A Lifetime of Support

By Liz Piper-Goldberg

As a student in the Rabbinical Program of the Hebrew Union College-Jewish Institute of Religion, I am supported by a generous scholarship from the Women of Reform Judaism. I am deeply honored to be the beneficiary of an organization that does such important and significant work for our movement and our congregations. I am so grateful that the contributions of the WRJ enable me to take the best advantage of all the opportunities afforded to me during my study at HUC-JIR in New York. I was also happy to learn that the WRJ has been supporting me throughout my life as an engaged participant in a panoply of Reform Movement programs and institutions.

Growing up outside of Boston, my family emphasized the importance of Jewish life in our home and our synagogue, Temple Beth David of Westwood, MA. My Jewish education continued at URJ Eisner Camp and at local, regional, and North American NFTY events. I developed a deep and consistent connection to Reform Judaism through my summers at Eisner and my active leadership in NFTY as a youth group board member, president, and regional Religious and Cultural Vice President. I also spent the spring semester of my junior year abroad as a participant in NFTY’s Eisendrath International Exchange. This first visit to Israel shaped my relationship with our homeland and changed my life forever. At Eisner, I began as a camper in 1998, served as a counselor and songleader for four years, and worked on supervisory staff as Teva Director and Tefilah Director as recently as this past summer. I am indebted to the Women of Reform Judaism for your continuous and deep-seated support of transformational youth programming that has directed the course of my life.

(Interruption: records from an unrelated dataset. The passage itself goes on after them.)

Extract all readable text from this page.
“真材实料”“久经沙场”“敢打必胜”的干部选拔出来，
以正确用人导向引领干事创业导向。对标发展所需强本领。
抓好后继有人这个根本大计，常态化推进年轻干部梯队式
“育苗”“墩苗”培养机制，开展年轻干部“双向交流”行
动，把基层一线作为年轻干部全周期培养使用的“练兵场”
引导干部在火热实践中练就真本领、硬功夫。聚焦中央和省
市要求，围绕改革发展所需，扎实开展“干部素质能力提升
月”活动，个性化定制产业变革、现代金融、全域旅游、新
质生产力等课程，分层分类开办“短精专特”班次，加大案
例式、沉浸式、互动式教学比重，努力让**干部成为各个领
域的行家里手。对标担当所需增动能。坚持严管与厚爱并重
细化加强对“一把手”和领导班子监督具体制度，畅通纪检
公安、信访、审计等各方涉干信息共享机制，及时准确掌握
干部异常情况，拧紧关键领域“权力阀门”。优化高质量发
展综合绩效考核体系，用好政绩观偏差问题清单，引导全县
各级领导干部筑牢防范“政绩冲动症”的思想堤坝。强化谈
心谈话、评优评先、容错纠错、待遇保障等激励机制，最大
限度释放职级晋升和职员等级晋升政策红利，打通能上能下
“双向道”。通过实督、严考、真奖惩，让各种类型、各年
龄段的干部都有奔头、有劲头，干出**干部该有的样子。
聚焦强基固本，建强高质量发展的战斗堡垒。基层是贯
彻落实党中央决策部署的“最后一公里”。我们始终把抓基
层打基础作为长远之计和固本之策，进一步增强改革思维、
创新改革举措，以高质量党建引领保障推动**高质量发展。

I attended Brown University in Providence, RI for my undergraduate education, where I majored in Environmental Studies. I focused my extracurricular life on strengthening my Jewish leadership experience at Brown-RISD Hillel, serving as the Reform Minyan leader for all four years, and taking on the role of Student President during my senior year. I presided over all meetings of the Student Board and the Hillel community of nearly 1,000 Jewish students and faculty, served on the Board of Trustees while working closely with the Hillel staff, and allocated funding for all Hillel groups and projects. Moreover, it was my task to create and implement a vision for the Jewish community and to represent Hillel publicly. I also spent a semester abroad at the Arava Institute for Environmental Studies, a peace and coexistence program that brings together Israeli, Jordanian, Palestinian, and North American students to study and live together on Kibbutz Ketura in Southern Israel. Throughout college, I reconnected with Reform Judaism at Biennials and through NFTY Conventions, where I was strongly aware and appreciative of the WRJ presence.

After graduation, I moved to Washington, D.C. to work as a Legislative Assistant at the Religious Action Center from 2009-2010. My portfolio included Israel, Middle East Foreign Affairs, Church/State Separation, Education, Interfaith Affairs, and the NFTY liaison position. This job merged my passions for policy, Reform Judaism, and social justice. I also thoroughly enjoyed leading programming and working with the thousands of teens that attended the L’Taken social justice weekends. The powerful relationship between the RAC and the WRJ was evident in all of our undertakings in Washington and in local congregations. In particular, I worked on advocacy for the Women of the Wall when their rights to pray together in Jerusalem were challenged. I worked with sisterhoods and youth groups throughout the country to organize advocacy and education campaigns in support of Women of the Wall.

As a first-year rabbinical student in Israel, I participated in the Former Soviet Union Pesach Project. I led seders and programming throughout Russia, and had amazing encounters with Progressive Jewish community leaders in the cities of Moscow, Chelyabinsk, and Tver. The Women of Reform Judaism is a committed supporter of this project; both the people of these communities and the HUC-JIR student participants in this project are indebted to the WRJ for your contributions.

I look forward to continuing my relationship with the WRJ during my rabbinical studies and throughout my rabbinate. Thank you for supporting me throughout my life thus far, and thank you again for this generous scholarship.

Liz Piper-Goldberg is a second year rabbinical student at HUC-JIR in New York, and is both a Tisch Rabbinical and Wexner Graduate Fellow.